Gianluca Grava diventa il primo sponsor di Vitale e fa un ragionamento poco egoistico, raro nel mondo del calcio: gli interessi della squadra che prevalgono su quelli personali. Dunque, lei si augura che Reja faccia giocare Vitale come quinto di centrocampo in Grecia.

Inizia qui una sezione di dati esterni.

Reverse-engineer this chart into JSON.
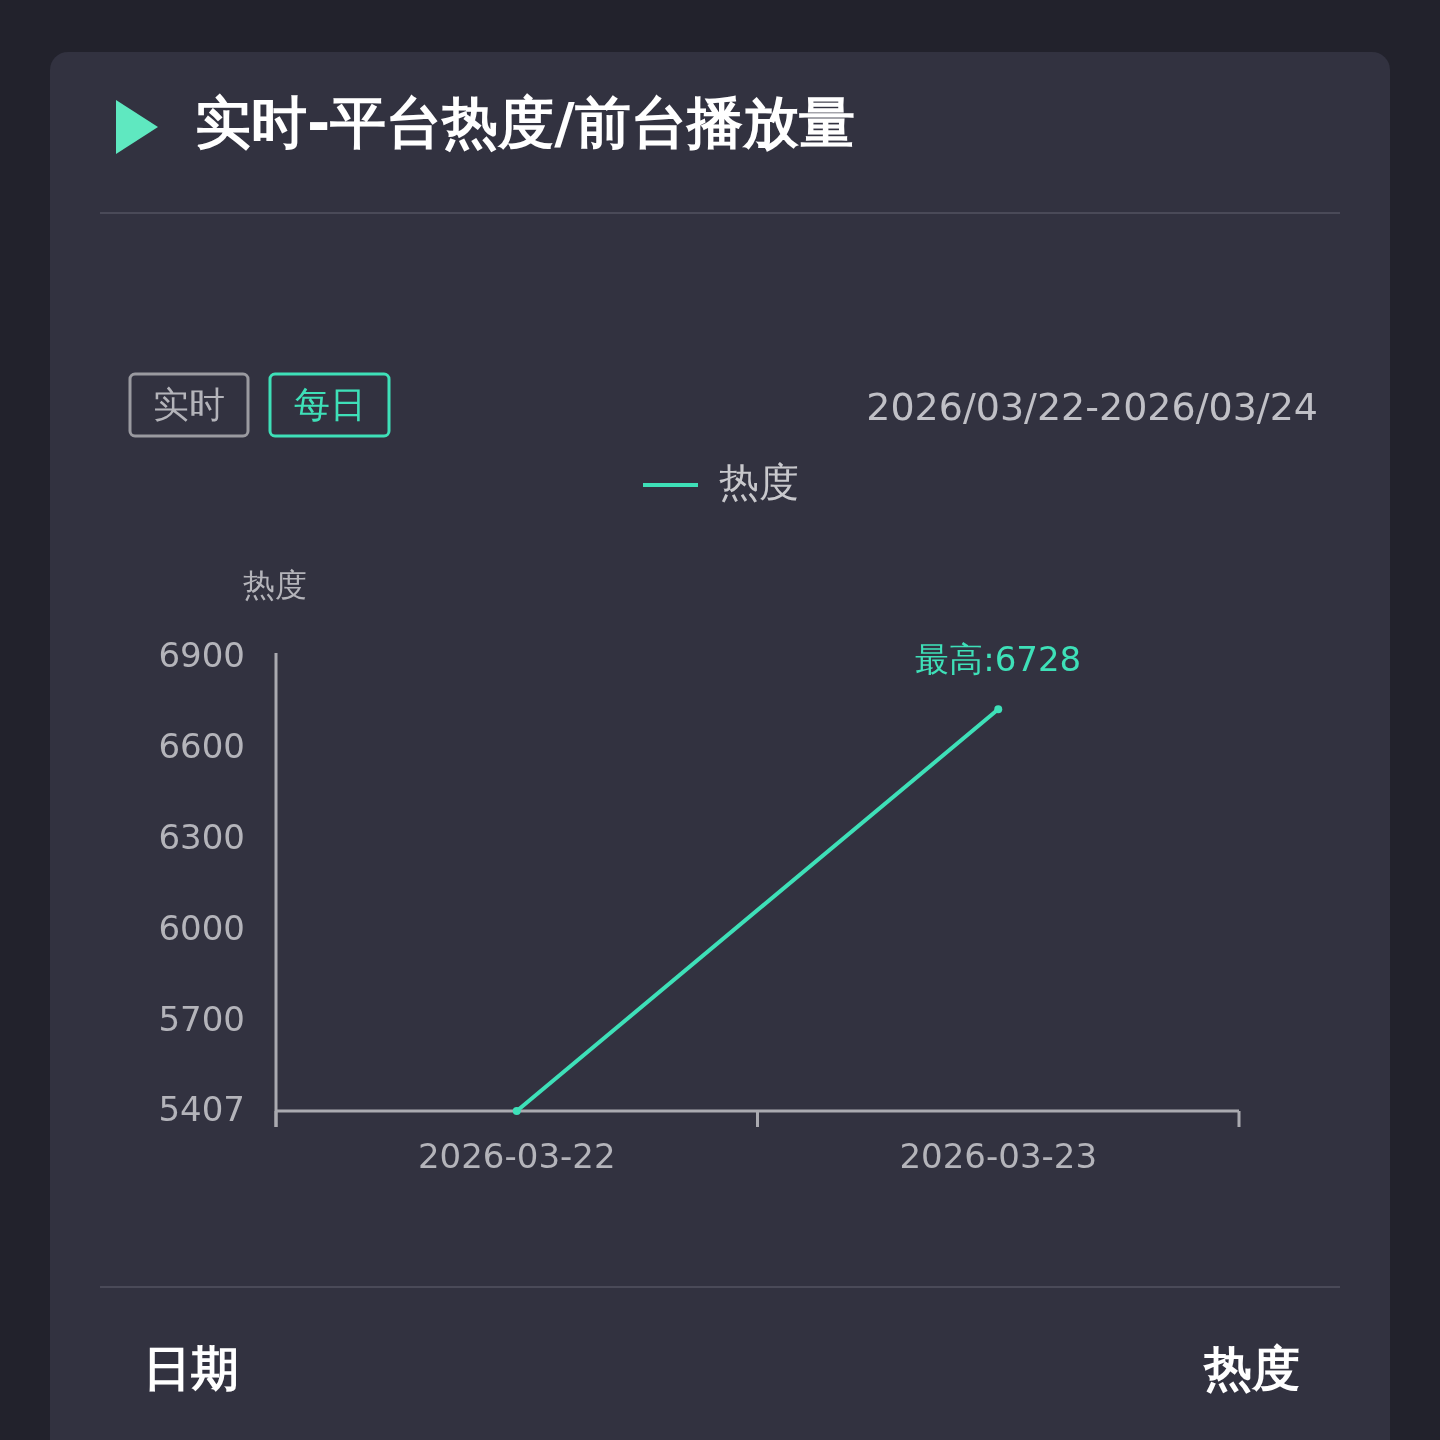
{
  "chart_data": {
    "type": "line",
    "title": "实时-平台热度/前台播放量",
    "ylabel": "热度",
    "categories": [
      "2026-03-22",
      "2026-03-23"
    ],
    "series": [
      {
        "name": "热度",
        "color": "#3ee0b8",
        "values": [
          5407,
          6728
        ]
      }
    ],
    "ylim": [
      5407,
      6900
    ],
    "yticks": [
      5407,
      5700,
      6000,
      6300,
      6600,
      6900
    ],
    "legend": "top",
    "grid": false,
    "marker": "circle",
    "line_style": "solid",
    "annotations": [
      {
        "text": "最高:6728",
        "x": "2026-03-23",
        "y": 6728
      },
      "实时",
      "每日",
      "2026/03/22-2026/03/24",
      "日期",
      "热度"
    ]
  }
}
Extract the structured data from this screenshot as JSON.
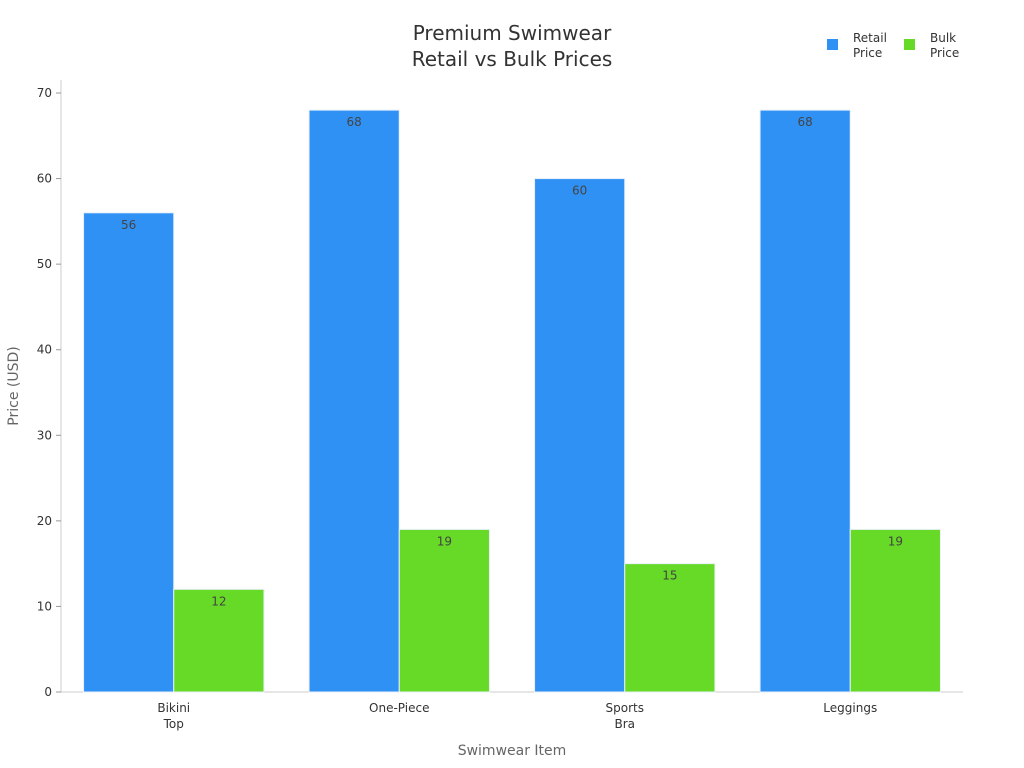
{
  "chart_data": {
    "type": "bar",
    "title": "Premium Swimwear\nRetail vs Bulk Prices",
    "x_label": "Swimwear Item",
    "y_label": "Price (USD)",
    "categories": [
      "Bikini\nTop",
      "One-Piece",
      "Sports\nBra",
      "Leggings"
    ],
    "series": [
      {
        "name": "Retail\nPrice",
        "color": "#3091f5",
        "values": [
          56,
          68,
          60,
          68
        ]
      },
      {
        "name": "Bulk\nPrice",
        "color": "#66da26",
        "values": [
          12,
          19,
          15,
          19
        ]
      }
    ],
    "ylim": [
      0,
      70
    ],
    "yticks": [
      0,
      10,
      20,
      30,
      40,
      50,
      60,
      70
    ],
    "grid": false,
    "legend": "top-right"
  }
}
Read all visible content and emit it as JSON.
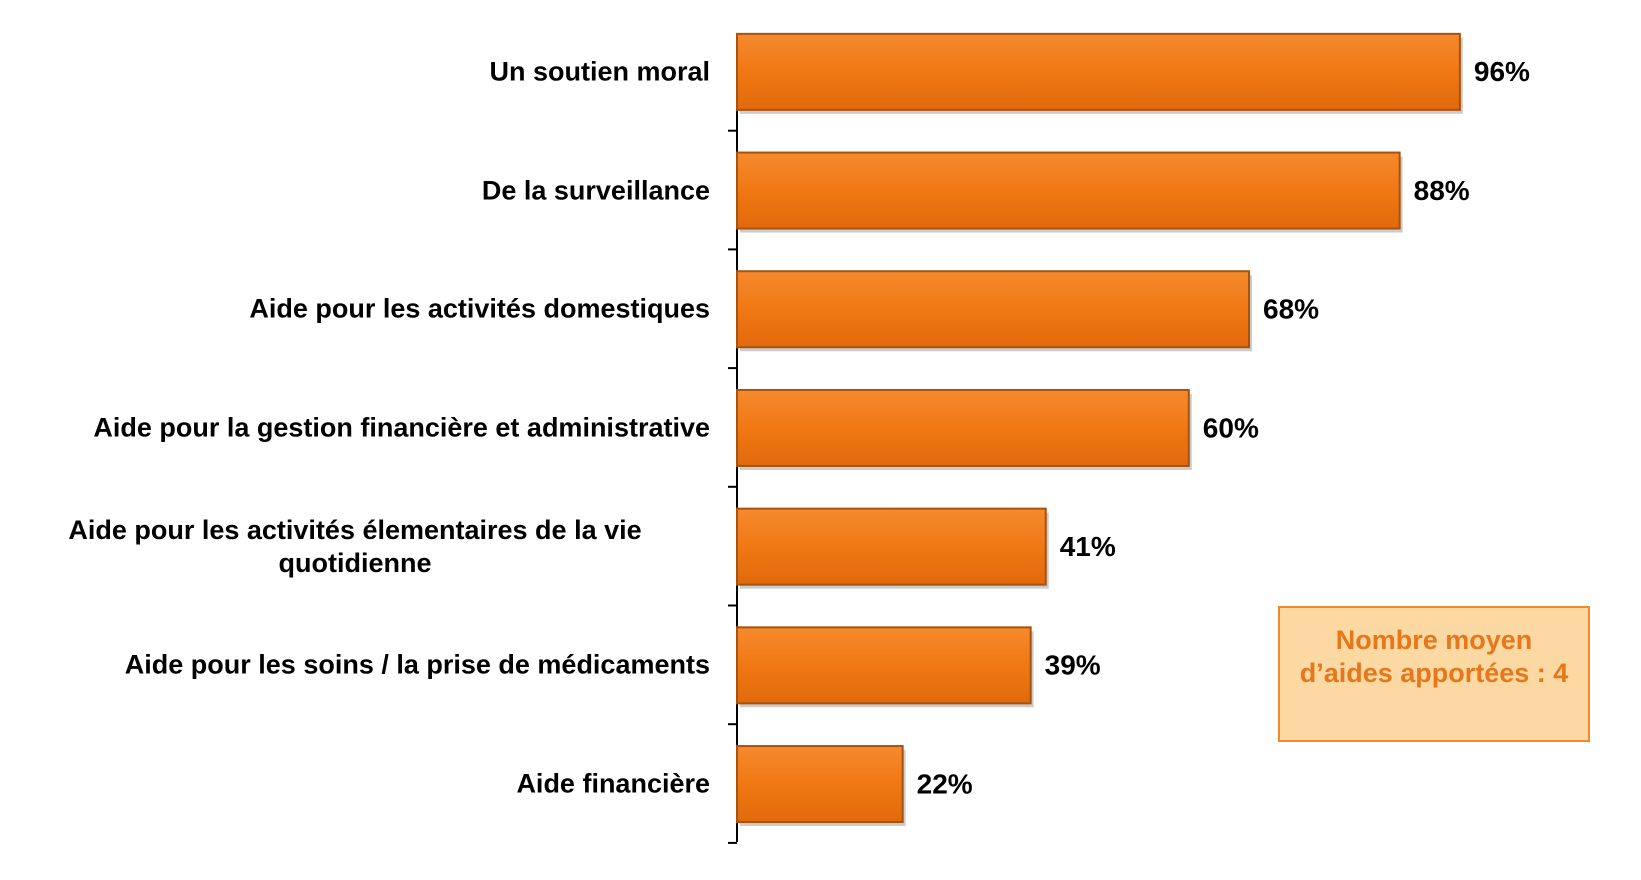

«Ho visto che è migliorato dopo l'esperienza a Lanciano. È rientrato nel Napoli animato dalle migliori intenzioni».
Bastano per esordire in una partita insidiosa contro avversari tosti, esperti?
«Se loro sono esperti, Vitale può mettere in campo la sua esuberanza».
Sulla destra il Panionios è pericoloso, ci vorrebbe uno più portato a difendere.
«E se ci volesse uno che li attacca per tenerli bassi?». Dunque, lei sposa in pieno la candidatura-Vitale.
«Io e Mirko abbiamo un'età, saremmo felici se Reja mandasse in campo Vitale che ha ottime potenzialità».
E se dovesse toccare a lei giocare in un ruolo non suo?
«Sarei prontissimo. Il ruolo? Non è un problema. Ringrazierei comunque Reja per la stima e per la fiducia».
Che ricordo ha dei primi giorni nel Napoli a Paestum?
«Vivessi cento anni, non potrei mai dimenticarli. Coronai il sogno di arrivare a indossare la maglia del Napoli. Sto vivendo un sogno dietro l'altro».
Ha il contratto in scadenza nel 2009.
«Sono sereno. A giugno del prossimo anno ne parleremo. Se la società mi vorrà ancora, il sogno continuerà, altrimenti ringrazierò De Laurentiis e Marino per aver portato Grava nel calcio che conta e resterò un tifoso del mio Napoli».
Chi vincerà tra Panionios e Napoli?
«Non sottovaluto gli avversari. Mi sono stati descritti come una formazione di gente esperta, tosta. Se giocheremo da Napoli, considerando che il ritorno si disputerà al San Paolo, non avremo problemi. È troppo grande la nostra voglia di restare in Europa».